Pickleball fever is sweeping the country. Everywhere you look, people are picking up the sport as participation has incredibly more than doubled in the past three years. Courts are popping up in locations far and wide. But even as pickleball becomes more popular than ever, there seems to be one area in which the sport’s growth seems to be hitting a brick wall.
Television.
The New York Times has a deep dive on the success and growth of pickleball as a sport that people love to play recreationally, but that not many people want to watch. Even though there are scores of athletes and celebrities who have invested in professional pickleball teams and leagues, the sport is at a crossroads as to how exactly it can break through and become an engaging television presentation. To this point, networks have found moderate success in televising pickleball, but those have leaned on celebrity athletes playing against one another. Even one of those participants, John McEnroe, said the hype around pickleball made him want to throw up.
To this point, the real professional players largely remain anonymous. And questions remain if the sport may be stuck with that reality. The biggest obstacle facing pickleball’s future as a television enterprise?
It’s incredibly boring to watch.
“We don’t know whether pickleball is going to be a television event — if it’s not, there probably won’t be a lot of revenue attached to it,” said David Levy, the former president of the television and media conglomerate Turner. “Sponsors want what? Reach and branding.”
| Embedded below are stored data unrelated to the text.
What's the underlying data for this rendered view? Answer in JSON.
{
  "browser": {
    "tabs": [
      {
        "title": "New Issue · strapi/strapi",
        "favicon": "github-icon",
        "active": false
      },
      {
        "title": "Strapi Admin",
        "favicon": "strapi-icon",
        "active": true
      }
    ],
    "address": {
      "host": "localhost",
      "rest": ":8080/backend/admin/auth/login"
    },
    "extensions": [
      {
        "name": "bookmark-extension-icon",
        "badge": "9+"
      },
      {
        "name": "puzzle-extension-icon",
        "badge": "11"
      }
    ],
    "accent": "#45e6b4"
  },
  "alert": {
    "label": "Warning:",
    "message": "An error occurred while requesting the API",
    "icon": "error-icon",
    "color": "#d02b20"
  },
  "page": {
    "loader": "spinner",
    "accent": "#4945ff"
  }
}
As a co-founder of Horizon Sports & Experiences, a sports and marketing agency, Mr. Levy this year launched the Pickleball Slam, an ESPN-broadcast event that featured retired the tennis pros Andre Agassi, John McEnroe and others competing for a million-dollar prize. It was viewed as a success, notching an average broadcast viewership of 237,000 adults under 50. But it borrowed its stars from another sport.
Pickleball proponents say the sport will eventually develop its own celebrity players.
But pickleball pessimists aren’t so sure. “It doesn’t make for good television,” Andrew Zimbalist, an economist at Smith College who has written several books about sports, told DealBook. He pointed out that while pingpong has long been played by millions of people in multiple countries, it hasn’t become a commercial success. “I think that pickleball is going to confront some of the same issues,” he said.
Even people within pickleball who have invested in teams see that drawing in a television audience will be difficult moving forward. And any hopes of financial returns from investment in the sport might have to come through alternative means.
“The viewership side of it — people watching at home — is going to be a challenge,” said Richard Kleiman, a co-owner of a professional pickleball team and the founder of Thirty Five Ventures, a venture capital firm that focuses on sports investing. He said that rather than depending on big network T.V. deals, teams may make much of their profits from merchandise and events, like the U.S. Pickleball Nationals, which inked a sponsorship deal with the hospitality company Margaritaville last year.
If Pac-12 football can’t get a willing television partner, it’s hard to see pickleball crossing the threshold to where television networks will get into a bidding war for the rights. Just because a sport is popular to play doesn’t mean it will make an incredible amount of money in television revenue. Let’s just hope the people that invested millions of dollars in the sport realized that before they bought in.